Yascha Mounk, a lecturer in government at Harvard, and Roberto Stefan Foa, a political scientist at the University of Melbourne, concluded that democracies are not as secure and stable as most of us would like to believe.
Political scientists have a theory called “democratic consolidation,” which holds that once countries develop democratic institutions, a robust civil society and a certain level of wealth, their democracy is secure.
For decades, global events seemed to support that idea. Data from Freedom House, a watchdog organization that measures democracy and freedom around the world, shows that the number of countries classified as “free” rose steadily from the mid-1970s to the early 2000s. Many Latin American countries transitioned from military rule to democracy; after the end of the Cold War, much of Eastern Europe followed suit. And longstanding liberal democracies in North America, Western Europe and Australia seemed more secure than ever.
But since 2005, Freedom House’s index has shown a decline in global freedom each year. Is that a statistical anomaly, a result of a few random events in a relatively short period of time? Or does it indicate a meaningful pattern?

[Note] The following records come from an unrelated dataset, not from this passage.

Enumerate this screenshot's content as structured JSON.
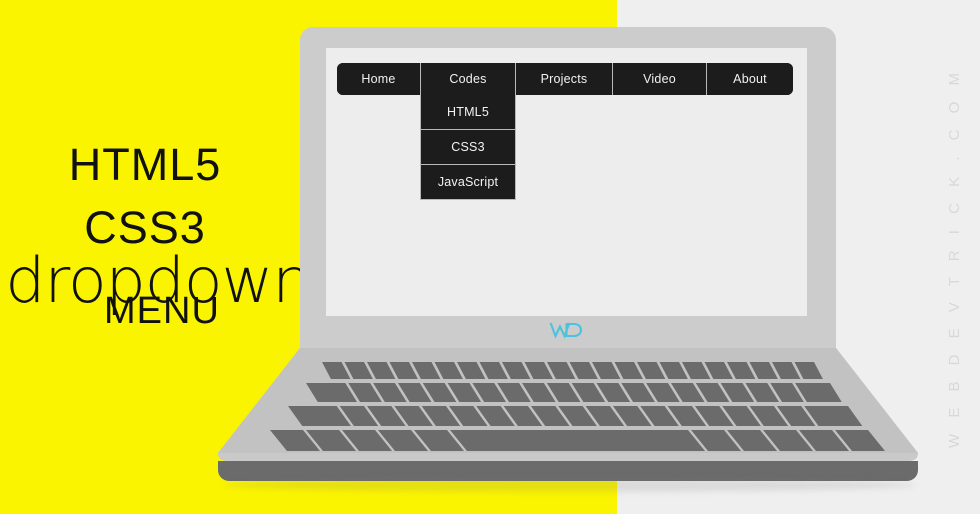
{
  "promo": {
    "line1": "HTML5",
    "line2": "CSS3",
    "line3": "dropdown",
    "line4": "MENU"
  },
  "watermark": {
    "text": "W E B D E V T R I C K . C O M"
  },
  "device": {
    "brand_logo": "WD",
    "logo_color": "#4cc3dd",
    "body_color": "#cccccc",
    "screen_color": "#ededed",
    "key_color": "#6b6b6b"
  },
  "background": {
    "accent_color": "#fbf400",
    "neutral_color": "#efefef"
  },
  "site": {
    "navbar": {
      "background": "#1c1c1c",
      "text_color": "#f2f2f2",
      "items": [
        {
          "label": "Home",
          "width_class": "w-home",
          "has_dropdown": false
        },
        {
          "label": "Codes",
          "width_class": "w-codes",
          "has_dropdown": true
        },
        {
          "label": "Projects",
          "width_class": "w-projects",
          "has_dropdown": false
        },
        {
          "label": "Video",
          "width_class": "w-video",
          "has_dropdown": false
        },
        {
          "label": "About",
          "width_class": "w-about",
          "has_dropdown": false
        }
      ]
    },
    "dropdown": {
      "parent": "Codes",
      "open": true,
      "items": [
        {
          "label": "HTML5"
        },
        {
          "label": "CSS3"
        },
        {
          "label": "JavaScript"
        }
      ]
    }
  }
}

Across numerous countries, including Australia, Britain, the Netherlands, New Zealand, Sweden and the United States, the percentage of people who say it is “essential” to live in a democracy has plummeted, and it is especially low among younger generations.
Support for autocratic alternatives is rising, too. Drawing on data from the European and World Values Surveys, the researchers found that the share of Americans who say that army rule would be a “good” or “very good” thing had risen to 1 in 6 in 2014, compared with 1 in 16 in 1995.
That trend is particularly strong among young people. For instance, in a previously published paper, the researchers calculated that 43 percent of older Americans believed it was illegitimate for the military to take over if the government were incompetent or failing to do its job, but only 19 percent of millennials agreed. The same generational divide showed up in Europe, where 53 percent of older people thought a military takeover would be illegitimate, while only 36 percent of millennials agreed.
We have noted some of the warning signs, particularly in Eastern Europe, where the trend away from liberal democracy seems especially ominous in Hungary (where the prime minister says he favors an “illiberal democracy,” whatever that means) and Poland.
Perhaps the idea that countries like the United States could help promote democracy worldwide was more problematic than some of us hoped. At the very least, however, people and governments in Western democracies should be willing to take the side of people fighting for democratic rights in countries that lack them or are losing them.
I was disappointed that President Obama didn’t put a higher priority on promoting democracy. But early indications are that it’s an even lower priority for Donald Trump– except when he can score political points, as he did on Fidel Castro’s death.
In fact it’s hard to feel totally secure about democracy here in the United States with a future president who proclaims things like, “I alone can fix it.”
As the Russian chess champion and anti-Putin dissident Garry Kasparov tweeted at the time:
I’ve heard this sort of speech a lot in the last 15 years and trust me, it doesn’t sound any better in Russian.